Гагик Назлоян - Портретный метод в психотерапии
Идентификация человека с самим собой не всегда учитывается представителями диалогического направления. Ошибка коренится в том, что они задаются не вопросом, какова роль «я» и «ты» в диалоге, а вопросом, какова роль диалога для «я» и «ты». Тут не помогает даже формальное отрицание «я» или «ты» вне диалога. «Дело в том, – пишет С. Л. Франк, – что никакого готового сущего-в-себе «я» вообще не существует до встречи с «ты». В откровении «ты» и в соотносительном ему трансцендировании непосредственного самобытия – хотя бы в случайной и беглой встрече двух пар глаз – как бы впервые совместно рождается и «я», и «ты»; они рождаются, так сказать, из взаимного, совместного кровообращения, которое с самого начала как бы обтекает и пронизывает это совместное царство двух взаимосвязанных, приуроченных друг к другу непосредственных бытия. «Я» возникает для меня впервые лишь озаренное и согретое лучами «ты» (Франк, с. 50). Это, на наш взгляд, – совершенно неверное описание человека и межчеловеческих отношений. Оно приводит автора к таким же сомнительным выводам о взаимных «проникновениях», «уничтожениях», «откровениях» и т. п. Вопреки им «Я есмь» существует в сложной структуре общеизвестной паузы в беседе или когда собеседники переводят дыхание, глотают слюну в двигательном, вербальном или визуальном общении.

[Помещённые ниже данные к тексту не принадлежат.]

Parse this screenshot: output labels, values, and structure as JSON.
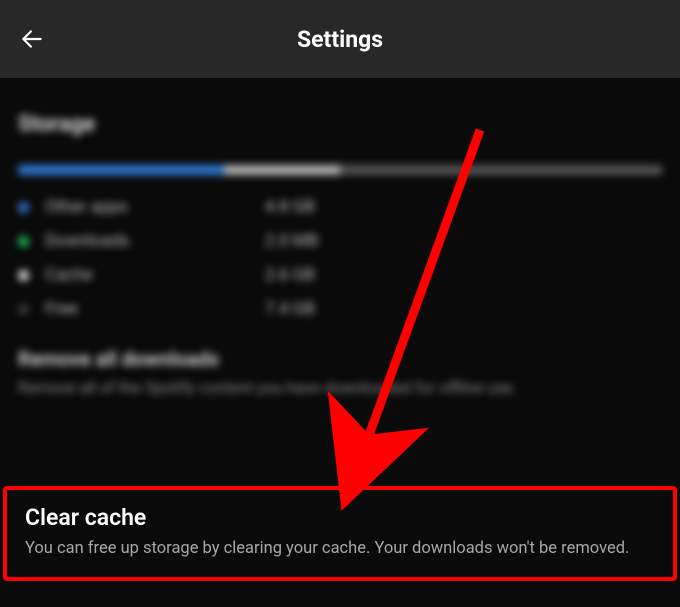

Если же мы вслед за Бахтиным будем рассматривать каждое высказывание как отклик на предыдущие (последовательное пересечение границ двух «я»), то это будет противоречить нашему опыту (Шоттер, с. 107). Работая с душевнобольными, мы часто говорим однотипными фразами с многократным повтором тем и реплик, однако диалог (иногда похожий на монолог) бурно развивается благодаря последовательной смене структурных образований, сеансов, масок. Язык в нашей практике является носителем чувств больше, чем содержания. Имели место даже случаи длительного (до двух лет) невербального контакта, или контакта в виде «монолога» врача и «монолога» больного, и это время было потрачено не зря – этапные и итоговые диалогические достижения свободно документировались нами.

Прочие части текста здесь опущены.